Charity Commission probe sees £13m handed over to good causes
2 Apr 2019
A Charity Commission inquiry into a poverty charity has resulted in over £13m distributed to good causes, and the disqualification of the charity’s former chair following findings of breaches of trust, misapplication of charity funds and failure to manage conflicts of interest
2 Apr 2019
The inquiry into the charity Relief for Distressed Children and Young People began after concerns were raised about its management and administration.
At the time its declared income for the financial year 31 March 2006 was £2,653,165, and the trustees’ annual report made reference to the charity deriving the majority of its income from property investments and rental income.
In 2004 the charity purchased, through loans, three commercial properties for over £60m which were subsequently sold in 2005 and 2006 generating profits from the sales of over £12m. In addition to income derived from investments, the charity also received donations from the trustees and their families.
The inquiry questioned the trustees about $6.35m (£4.8m) which they claimed had been spent on building orphanages in Iraq. Investigators examined letters, photographs and detailed plans of building work. It later materialised that over $5m had been passed to non-charitable organisations or friends and family of the trustees in Iraq.
Funds equivalent to those misapplied, plus interest, were quickly repaid into the charity’s bank accounts by the trustees. The inquiry considered this an admission by the trustees that funds had been misapplied.
In 2007, the Commission suspended the trustees pending consideration of their removal. The chair was removed in September 2007, and disqualified, following his removal, from serving as a charity trustee or holding any senior management function of any charity in England and Wales. The remaining trustees were discharged from their roles in 2008.

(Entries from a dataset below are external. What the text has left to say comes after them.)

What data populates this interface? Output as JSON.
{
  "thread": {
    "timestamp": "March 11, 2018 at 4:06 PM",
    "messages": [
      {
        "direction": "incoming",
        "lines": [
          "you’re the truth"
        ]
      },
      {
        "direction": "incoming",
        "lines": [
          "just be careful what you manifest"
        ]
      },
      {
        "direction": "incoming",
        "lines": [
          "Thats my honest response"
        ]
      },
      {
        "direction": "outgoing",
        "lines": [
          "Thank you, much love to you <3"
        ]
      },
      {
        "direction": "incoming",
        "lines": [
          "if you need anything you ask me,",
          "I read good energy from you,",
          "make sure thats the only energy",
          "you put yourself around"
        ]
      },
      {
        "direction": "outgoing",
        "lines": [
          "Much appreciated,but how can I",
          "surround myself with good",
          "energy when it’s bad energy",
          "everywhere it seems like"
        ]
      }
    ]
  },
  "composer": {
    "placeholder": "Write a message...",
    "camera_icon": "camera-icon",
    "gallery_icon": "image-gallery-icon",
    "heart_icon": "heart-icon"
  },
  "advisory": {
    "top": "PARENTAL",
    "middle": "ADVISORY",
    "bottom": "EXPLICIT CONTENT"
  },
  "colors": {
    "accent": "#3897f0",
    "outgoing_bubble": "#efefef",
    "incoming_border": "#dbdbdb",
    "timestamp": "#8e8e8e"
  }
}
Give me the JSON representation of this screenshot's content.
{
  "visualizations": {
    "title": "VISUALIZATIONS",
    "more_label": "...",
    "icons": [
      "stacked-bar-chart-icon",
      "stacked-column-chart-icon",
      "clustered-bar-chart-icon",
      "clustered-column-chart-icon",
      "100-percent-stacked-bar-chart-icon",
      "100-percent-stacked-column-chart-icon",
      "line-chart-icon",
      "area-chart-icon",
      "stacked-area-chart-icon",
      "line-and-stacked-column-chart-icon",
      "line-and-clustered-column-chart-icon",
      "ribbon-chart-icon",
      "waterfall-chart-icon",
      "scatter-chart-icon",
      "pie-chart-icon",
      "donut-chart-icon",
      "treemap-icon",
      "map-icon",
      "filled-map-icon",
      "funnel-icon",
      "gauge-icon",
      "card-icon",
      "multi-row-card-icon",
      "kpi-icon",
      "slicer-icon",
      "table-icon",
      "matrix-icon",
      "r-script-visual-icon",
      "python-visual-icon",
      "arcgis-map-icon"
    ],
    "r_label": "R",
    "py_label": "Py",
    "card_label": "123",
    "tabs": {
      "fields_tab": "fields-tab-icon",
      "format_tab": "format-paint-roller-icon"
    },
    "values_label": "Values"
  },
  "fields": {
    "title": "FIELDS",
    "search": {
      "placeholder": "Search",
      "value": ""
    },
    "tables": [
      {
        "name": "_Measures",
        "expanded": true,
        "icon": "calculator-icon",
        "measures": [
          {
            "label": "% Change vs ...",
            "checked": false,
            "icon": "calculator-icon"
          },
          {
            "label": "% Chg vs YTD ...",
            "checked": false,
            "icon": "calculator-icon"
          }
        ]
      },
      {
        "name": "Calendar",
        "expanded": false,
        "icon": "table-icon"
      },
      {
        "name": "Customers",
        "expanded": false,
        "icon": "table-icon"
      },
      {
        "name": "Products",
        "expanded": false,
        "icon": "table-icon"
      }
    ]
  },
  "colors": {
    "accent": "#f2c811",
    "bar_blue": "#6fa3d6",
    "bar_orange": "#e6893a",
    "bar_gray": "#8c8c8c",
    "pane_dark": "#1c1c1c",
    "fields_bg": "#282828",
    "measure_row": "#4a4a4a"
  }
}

As a result of the trustees’ conduct a potential tax liability of up to £3.5m was identified. With no trustees remaining, the inquiry appointed an interim manager from PKF to take over the administration of the charity, settle any tax liability and make a determination on the charity’s future.
The charity’s potential tax liability arose because either the sale of commercial properties in 2005-2006 constituted taxable trading by the charity, for which relief does not apply, or alternatively the profits (or gains) from the property transactions were subject to tax as a result of the trustees’ misapplication of the charity’s funds in Iraq for non-charitable purposes.
HMRC indicated that the potential tax liability facing the charity was up to £3.5m, including interest and penalties.
PKF, as interim manager, sought to argue the property transactions did not constitute trading activity, but communications with HMRC over a number of years (2009-2013) did not resolve the issue.
In August 2013 HMRC raised assessments totalling £771,508 for the tax years ending 5 April 2006 and 5 April 2007 which, if confirmed, meant significant amounts of interest and penalties would also have been due. The case went to tribunal, with HMRC withdrawing before the hearing and agreeing there were no outstanding tax liabilities.
Between 2011 and 2016 the interim manager awarded grants of over £13.3 million to UNICEF UK, Save the Children Fund and Christian Aid working in Iraq in furtherance of the charity’s purposes. Prior to its dissolution a further grant of over £287,000 was awarded to support charitable activities in Iraq.
By this point the inquiry had found clear misconduct and/or mismanagement by the former trustees, including their failure to act in accordance with the prohibition in the charity’s trust deed on the trustees receiving financial benefit, as well as the provision of false and/or misleading information to the Commission.
The trustees were also judged to have misapplied the charity’s assets, to have little or no knowledge of the financial controls and activities of the charity; and to have failed to manage conflicts of interest.
The charity was removed from the register of charities on 1 March 2019.
Michelle Russell, director of investigations, monitoring and enforcement at the Charity Commission, said: ‘A series of actions by the former trustees allowed charitable funds to be misapplied and put at risk. Our protective action ensured they put right their mistakes and have been held to account for their actions.
‘As regulator, we want to see charity thrive. This case highlights the lengths we will go to address misconduct and/or mismanagement in charities and protect charity property and assets so that the sector can inspire trust.’